Buenos Aires (2b) – El deterioro del acceso al crédito continúa profundizándose en la Argentina. Según un informe de la Gerencia de Estudios Económicos del Banco Provincia, unas 6,8 millones de personas ya no califican como sujetos de crédito por acumular más de 90 días de atraso en el pago de sus préstamos.
El dato surge en un contexto en el que la mora volvió a aumentar durante mayo y ya alcanza al 27% de las personas que mantienen algún tipo de financiamiento, un nivel que enciende alertas tanto en el sistema financiero como entre los analistas.
La mora crece en bancos y financieras. El informe señala que la morosidad llegó al 12,7% en los préstamos otorgados por bancos, mientras que el panorama es aún más complejo entre las entidades no bancarias.
En ese segmento —que incluye billeteras virtuales, fintech y otras financieras— la mora asciende al 32,2%, reflejando un mayor deterioro entre quienes recurren a este tipo de créditos para afrontar gastos cotidianos.

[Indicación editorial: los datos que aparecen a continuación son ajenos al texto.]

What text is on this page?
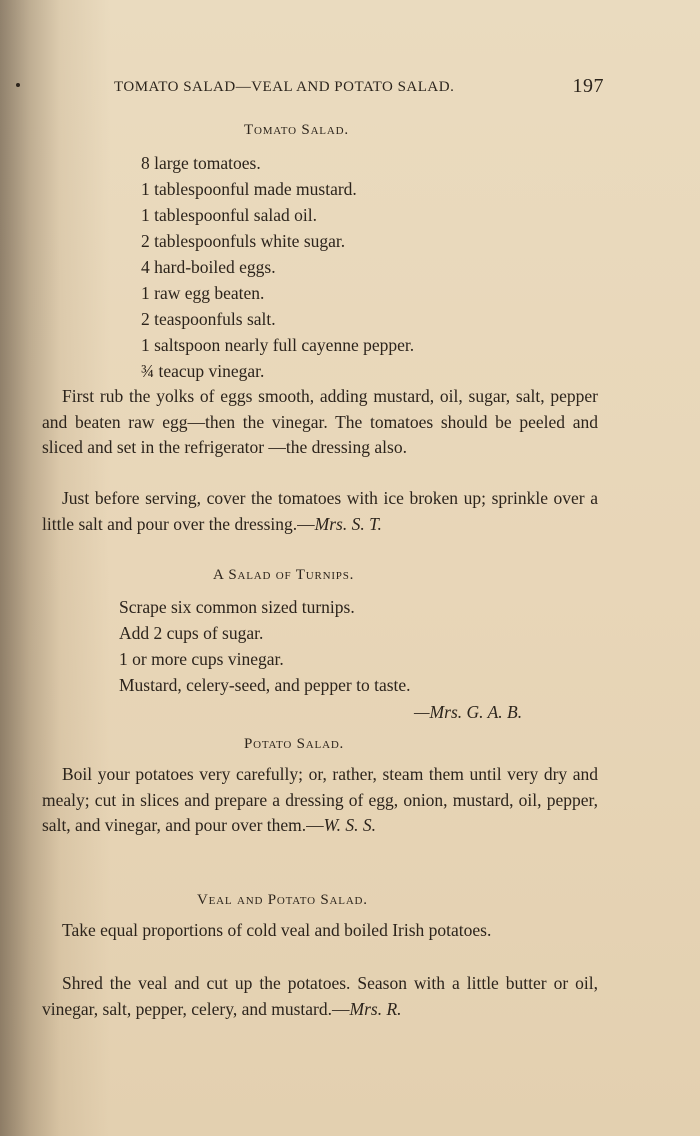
TOMATO SALAD—VEAL AND POTATO SALAD.	197
Tomato Salad.
8 large tomatoes.
1 tablespoonful made mustard.
1 tablespoonful salad oil.
2 tablespoonfuls white sugar.
4 hard-boiled eggs.
1 raw egg beaten.
2 teaspoonfuls salt.
1 saltspoon nearly full cayenne pepper.
¾ teacup vinegar.
First rub the yolks of eggs smooth, adding mustard, oil, sugar, salt, pepper and beaten raw egg—then the vinegar. The tomatoes should be peeled and sliced and set in the refrigerator —the dressing also.
Just before serving, cover the tomatoes with ice broken up; sprinkle over a little salt and pour over the dressing.—Mrs. S. T.
A Salad of Turnips.
Scrape six common sized turnips.
Add 2 cups of sugar.
1 or more cups vinegar.
Mustard, celery-seed, and pepper to taste.
—Mrs. G. A. B.
Potato Salad.
Boil your potatoes very carefully; or, rather, steam them until very dry and mealy; cut in slices and prepare a dressing of egg, onion, mustard, oil, pepper, salt, and vinegar, and pour over them.—W. S. S.
Veal and Potato Salad.
Take equal proportions of cold veal and boiled Irish potatoes.
Shred the veal and cut up the potatoes. Season with a little butter or oil, vinegar, salt, pepper, celery, and mustard.—Mrs. R.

El incremento de los incumplimientos implica que millones de personas quedan automáticamente excluidas del sistema financiero formal, al perder la posibilidad de acceder a nuevos préstamos.
El Banco Central prevé un crédito más selectivo. Frente a este escenario, el vicepresidente del Banco Central, Vladimir Werning, sostuvo que el próximo ciclo de expansión del crédito será más restrictivo.
Según explicó, las entidades financieras endurecerán los criterios para otorgar préstamos, privilegiando a clientes con mejor comportamiento de pago, aunque estimó que la morosidad debería comenzar a descender en los próximos meses.
Los jóvenes, los más afectados. Un relevamiento de la consultora 1816 muestra que el problema golpea especialmente a los sectores más jóvenes.
El estudio indica que:
- El 40% de las personas de entre 26 y 35 años tiene alguna deuda impaga.
- Ese grupo concentra el 31,5% del total de la deuda vencida.
- A su vez, el 42,8% del saldo impago corresponde a jóvenes de entre 18 y 25 años, el segmento con mayor peso relativo en los incumplimientos.
Los datos reflejan las dificultades que enfrentan los hogares para sostener el pago de sus compromisos financieros en un contexto de ingresos ajustados y creciente utilización del crédito para financiar el consumo cotidiano.
Con casi siete millones de personas excluidas del mercado crediticio formal, el desafío para el sistema financiero será recuperar la calidad de la cartera sin profundizar las restricciones para quienes hoy necesitan financiamiento.